Das disruptive Geschäftsmodell: von der Ware zur Dienstleistung
Die größte ökonomische Verschiebung in der Orthopädietechnik betrifft das Geschäftsmodell selbst. Traditionell basiert die Branche auf einem einmaligen Verkauf oder einer Kostenübernahme des Hilfsmittels durch die Krankenkasse.
Start-ups lösen sich von diesem Denken und verkaufen Funktionalität als Service (FaaS). Anstatt einer Prothese wird Mobilität als Dienstleistung angeboten, oft im Rahmen von Subskriptionsmodellen. Diese Modelle beinhalten regelmäßige Wartung, automatisierte Anpassungen basierend auf Sensordaten und den sofortigen Austausch bei Verschleiß.
Dieser Wandel öffnet neue Einnahmequellen: nicht nur die Miete für das physische Produkt, sondern auch die Datenanalyse und der Verkauf von Erkenntnissen an Forschung oder Reha-Zentren. Die Personalisierung durch 3D-Druck ermöglicht es, neue Marktsegmente und Preismodelle zu erschließen.
Die Zukunft der Mobilität ist digital
Die Orthopädietechnik steht am Scheideweg: Sie wandelt sich von einer reinen Handwerks und Versorgungsbranche zu einem dynamischen Hightech-Ökosystem. Der Wandel wird durch die Kombination aus 3D-Druck, Sensorik und Datenanalyse vorangetrieben, was eine nie dagewesene Personalisierung der Hilfsmittel erlaubt.
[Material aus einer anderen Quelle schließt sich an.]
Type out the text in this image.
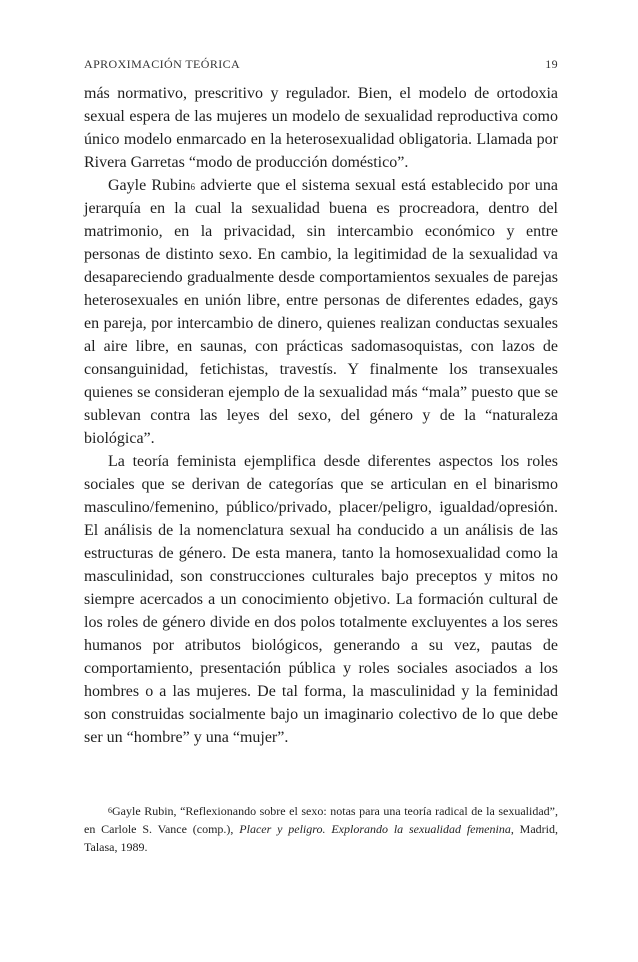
APROXIMACIÓN TEÓRICA	19

más normativo, prescritivo y regulador. Bien, el modelo de ortodoxia sexual espera de las mujeres un modelo de sexualidad reproductiva como único modelo enmarcado en la heterosexualidad obligatoria. Llamada por Rivera Garretas “modo de producción doméstico”.

Gayle Rubin$^6$ advierte que el sistema sexual está establecido por una jerarquía en la cual la sexualidad buena es procreadora, dentro del matrimonio, en la privacidad, sin intercambio económico y entre personas de distinto sexo. En cambio, la legitimidad de la sexualidad va desapareciendo gradualmente desde comportamientos sexuales de parejas heterosexuales en unión libre, entre personas de diferentes edades, gays en pareja, por intercambio de dinero, quienes realizan conductas sexuales al aire libre, en saunas, con prácticas sadomasoquistas, con lazos de consanguinidad, fetichistas, travestís. Y finalmente los transexuales quienes se consideran ejemplo de la sexualidad más “mala” puesto que se sublevan contra las leyes del sexo, del género y de la “naturaleza biológica”.

La teoría feminista ejemplifica desde diferentes aspectos los roles sociales que se derivan de categorías que se articulan en el binarismo masculino/femenino, público/privado, placer/peligro, igualdad/opresión. El análisis de la nomenclatura sexual ha conducido a un análisis de las estructuras de género. De esta manera, tanto la homosexualidad como la masculinidad, son construcciones culturales bajo preceptos y mitos no siempre acercados a un conocimiento objetivo. La formación cultural de los roles de género divide en dos polos totalmente excluyentes a los seres humanos por atributos biológicos, generando a su vez, pautas de comportamiento, presentación pública y roles sociales asociados a los hombres o a las mujeres. De tal forma, la masculinidad y la feminidad son construidas socialmente bajo un imaginario colectivo de lo que debe ser un “hombre” y una “mujer”.

$^6$Gayle Rubin, “Reflexionando sobre el sexo: notas para una teoría radical de la sexualidad”, en Carlole S. Vance (comp.), Placer y peligro. Explorando la sexualidad femenina, Madrid, Talasa, 1989.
Für Gründer bietet dieser Markt riesiges Potenzial. Es geht darum, nicht nur Produkte, sondern funktionale Mobilität als Service zu verkaufen. Wer in der Lage ist, die traditionellen Prozesse durch digitale Lösungen zu brechen und die gewonnenen Daten als neuen Wert zu nutzen, wird die Zukunft der Bewegung gestalten.